The data is approx 110,000 reads, from chr4:20M-50M.
| Format | Options | Size(Mb) | Encoding(s) real | Encoding(s) CPU | Decoding(s) real | Decoding(s) CPU |
|---|---|---|---|---|---|---|
| BAM | level=1 | 2347 | 17 | 55 | 1.8 | 11.9 |
| BAM | 2110 | 21 | 129 | 2.0 | 11.8 | |
| BAM | level=7 | 2100 | 38 | 207 | 2.2 | 12.5 |
| BAM | level=9 | 1990 | 189 | 1434 | 2.2 | 12.7 |
| CRAM v3.0 | fast | 1392 | 9 | 50 | 3.9 | 24.6 |
| CRAM v3.0 | 1340 | 10 | 60 | 3.8 | 24.0 | |
| CRAM v3.0 | small | 1321 | 22 | 149 | 4.3 | 28.7 |
| CRAM v3.0 | archive | 1302 | 39 | 280 | 4.1 | 28.4 |
| CRAM v3.0 | archive,use_lzma | 1268 | 226 | 1767 | 5.2 | 36.6 |
| CRAM v3.1 | fast | 1388 | 8 | 48 | 3.1 | 16.4 |
| CRAM v3.1 | 1327 | 11 | 75 | 3.6 | 22.2 | |
| CRAM v3.1 | small | 1313 | 29 | 179 | 3.6 | 23.4 |
| CRAM v3.1 | archive | 1294 | 72 | 546 | 11.0 | 83.6 |
| CRAM v3.1 | archive,use_lzma | 1262 | 258 | 2021 | 10.1 | 75.3 |
A break down of data types in CRAM 3.1 is:
| Data type | File percentage | Bits per base |
|---|---|---|
| Quality | 50% | 2.53 |
| MM+ML tags | 44% | 2.22 |
| Sequence | 6% | 0.30 |
| Read names | <1% | 0.01 |
| Other | <1% | 0.00 |
Base qualities are more costly to store than any other technology, mainly due to the high variability and no quantisation.

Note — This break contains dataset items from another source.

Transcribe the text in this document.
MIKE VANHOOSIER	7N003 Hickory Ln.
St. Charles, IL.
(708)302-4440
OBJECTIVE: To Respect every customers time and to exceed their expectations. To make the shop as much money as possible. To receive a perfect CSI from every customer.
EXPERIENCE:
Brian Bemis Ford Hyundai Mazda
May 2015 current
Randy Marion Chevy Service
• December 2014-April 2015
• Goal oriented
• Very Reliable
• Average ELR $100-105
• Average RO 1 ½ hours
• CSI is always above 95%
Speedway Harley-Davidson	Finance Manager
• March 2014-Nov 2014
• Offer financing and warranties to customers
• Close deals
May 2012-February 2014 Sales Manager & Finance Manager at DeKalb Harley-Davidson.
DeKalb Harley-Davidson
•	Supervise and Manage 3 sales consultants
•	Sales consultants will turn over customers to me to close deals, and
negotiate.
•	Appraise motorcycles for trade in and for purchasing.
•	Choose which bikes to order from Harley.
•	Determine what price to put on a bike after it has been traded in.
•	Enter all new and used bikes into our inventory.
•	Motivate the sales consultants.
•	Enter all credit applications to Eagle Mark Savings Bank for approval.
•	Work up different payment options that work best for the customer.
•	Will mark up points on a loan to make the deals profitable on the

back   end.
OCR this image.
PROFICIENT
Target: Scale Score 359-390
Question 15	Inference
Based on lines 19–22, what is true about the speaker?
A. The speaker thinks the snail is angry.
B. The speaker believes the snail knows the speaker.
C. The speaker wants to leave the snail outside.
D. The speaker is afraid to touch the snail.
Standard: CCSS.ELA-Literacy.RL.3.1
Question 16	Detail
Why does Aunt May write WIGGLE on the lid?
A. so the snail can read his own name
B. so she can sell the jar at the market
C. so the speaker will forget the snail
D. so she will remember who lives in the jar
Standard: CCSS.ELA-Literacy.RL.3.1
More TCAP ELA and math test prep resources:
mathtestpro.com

Base modifications are a surprising total of the compressed data, possibly due to the number of base types present, but also as with Revio there is no quantisation of the ML tag modification likelihoods.
The unpredictability of both of these data types means both CRAM 3.0 and 3.1 struggle to get effective compression.